A push drill, one of the very few mechanisms that use a screw in the "backwards" sense, to convert linear motion to rotational motion. It has helical screw threads with a very large pitch along the central shaft. When the handle is pushed down, the shaft slides into pawls in the tubular stem, turning the bit. Most screws are "self locking" and axial force on the shaft will not turn the screw.

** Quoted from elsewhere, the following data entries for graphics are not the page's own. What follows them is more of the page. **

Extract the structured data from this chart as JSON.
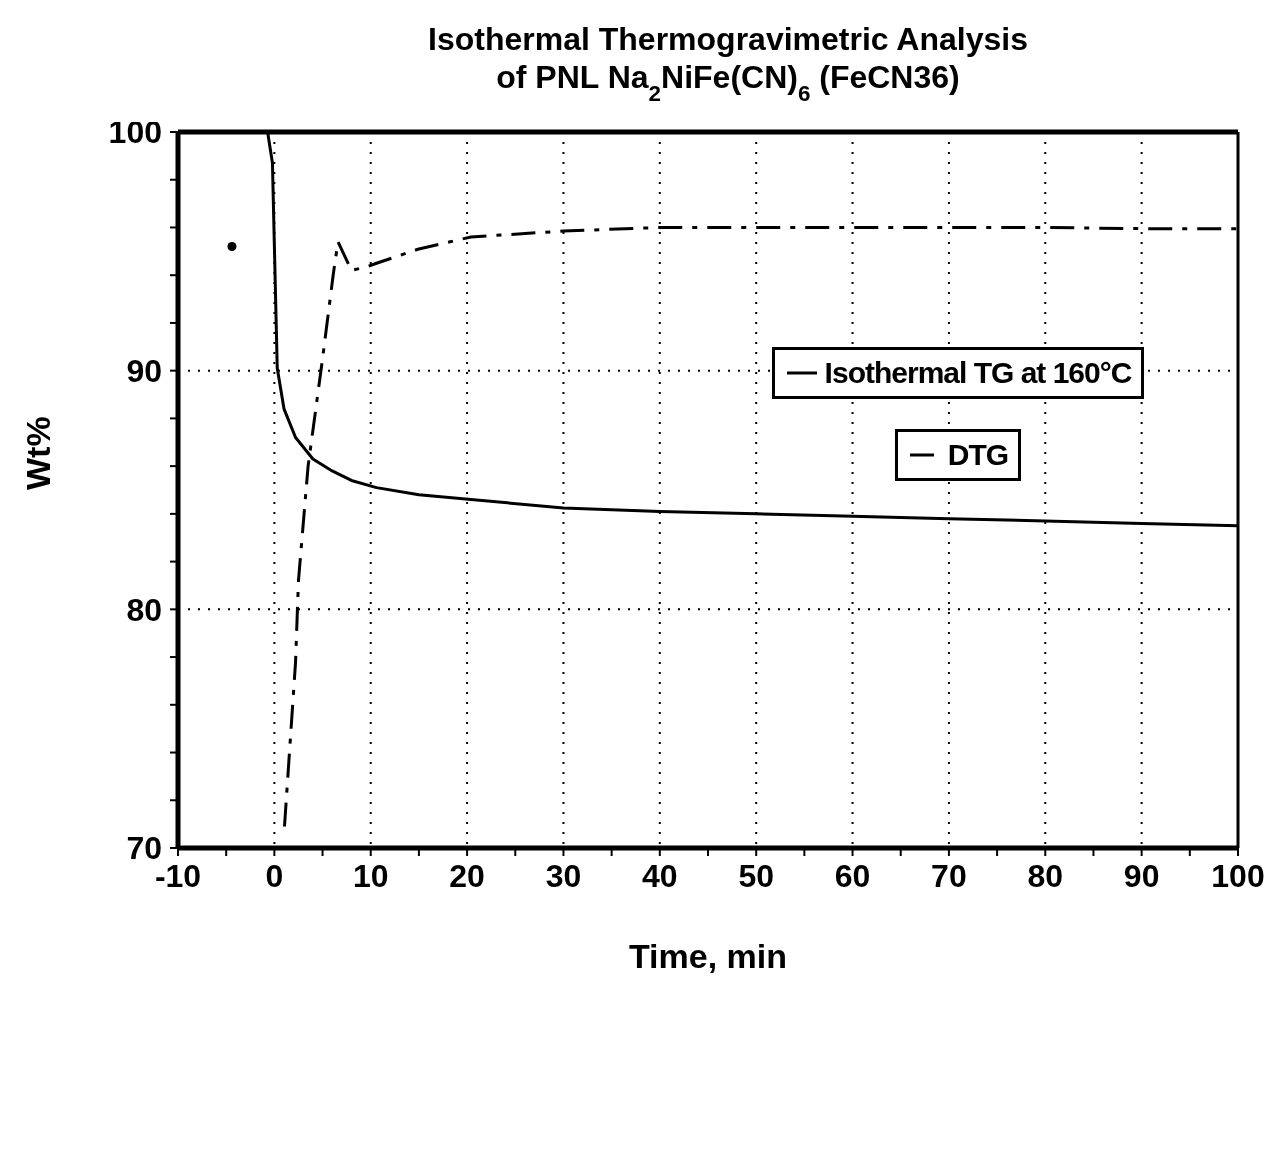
{
  "chart_data": {
    "type": "line",
    "title": "Isothermal Thermogravimetric Analysis",
    "subtitle": "of PNL Na$_{2}$NiFe(CN)$_{6}$ (FeCN36)",
    "xlabel": "Time, min",
    "ylabel": "Wt%",
    "xlim": [
      -10,
      100
    ],
    "ylim": [
      70,
      100
    ],
    "xticks": [
      -10,
      {
        "value": -5,
        "label": null
      },
      0,
      {
        "value": 5,
        "label": null
      },
      10,
      {
        "value": 15,
        "label": null
      },
      20,
      {
        "value": 25,
        "label": null
      },
      30,
      {
        "value": 35,
        "label": null
      },
      40,
      {
        "value": 45,
        "label": null
      },
      50,
      {
        "value": 55,
        "label": null
      },
      60,
      {
        "value": 65,
        "label": null
      },
      70,
      {
        "value": 75,
        "label": null
      },
      80,
      {
        "value": 85,
        "label": null
      },
      90,
      {
        "value": 95,
        "label": null
      },
      100
    ],
    "yticks": [
      70,
      {
        "value": 72,
        "label": null
      },
      {
        "value": 74,
        "label": null
      },
      {
        "value": 76,
        "label": null
      },
      {
        "value": 78,
        "label": null
      },
      80,
      {
        "value": 82,
        "label": null
      },
      {
        "value": 84,
        "label": null
      },
      {
        "value": 86,
        "label": null
      },
      {
        "value": 88,
        "label": null
      },
      90,
      {
        "value": 92,
        "label": null
      },
      {
        "value": 94,
        "label": null
      },
      {
        "value": 96,
        "label": null
      },
      {
        "value": 98,
        "label": null
      },
      100
    ],
    "grid": true,
    "legend": "right",
    "marker": "none",
    "series": [
      {
        "name": "Isothermal TG at 160°C",
        "color": "#000000",
        "line_style": "solid",
        "x": [
          -0.7,
          -0.2,
          0.3,
          1.0,
          2.2,
          4.0,
          6.0,
          8.0,
          10.6,
          15,
          20.4,
          30,
          40,
          50,
          60,
          70,
          80,
          90,
          100
        ],
        "values": [
          100,
          98.7,
          90.1,
          88.4,
          87.2,
          86.3,
          85.8,
          85.4,
          85.1,
          84.8,
          84.6,
          84.25,
          84.1,
          84.0,
          83.9,
          83.8,
          83.7,
          83.6,
          83.5
        ]
      },
      {
        "name": "DTG",
        "color": "#000000",
        "line_style": "dashed",
        "x": [
          1.05,
          2.2,
          2.5,
          3.5,
          5.0,
          6.1,
          6.6,
          8.0,
          9.6,
          10.6,
          15,
          20.4,
          30,
          40,
          50,
          60,
          70,
          80,
          90,
          100
        ],
        "values": [
          70.9,
          77.8,
          81.2,
          86,
          90.5,
          94.0,
          95.4,
          94.2,
          94.35,
          94.5,
          95.1,
          95.6,
          95.85,
          96.0,
          96.0,
          96.0,
          96.0,
          96.0,
          95.95,
          95.95
        ]
      },
      {
        "type": "scatter",
        "marker": "circle",
        "color": "#000000",
        "x": [
          -4.4
        ],
        "values": [
          95.2
        ]
      }
    ]
  }
}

This self-locking property is one reason for the very large use of the screw in threaded fasteners such as wood screws, sheet metal screws, studs and bolts. Tightening the fastener by turning it puts compression force on the materials or parts being fastened together, but no amount of force from the parts will cause the screw to turn backwards and untighten. This property is also the basis for the use of screws in screw top container lids, vises, C-clamps, and screw jacks. A heavy object can be raised by turning the jack shaft, but when the shaft is released it will stay at whatever height it is raised to.

A screw will be self-locking if and only if its efficiency $\eta \,$ is below 50%.

$\eta = \frac {F_\text{out}/F_\text{in}}{d_\text{in}/d_\text{out}} = \frac {F_\text{out}}{F_\text{in}} \frac {l} {2 \pi r} < 0.50 \,$

Whether a screw is self-locking ultimately depends on the pitch angle and the coefficient of friction of the threads; very well-lubricated, low friction threads with a large enough pitch may "overhaul". Also considerations should be made to ensure that clamped components are clamped tight enough to prevent movement completely. If not, slipping in the threads or clamping surface can occur.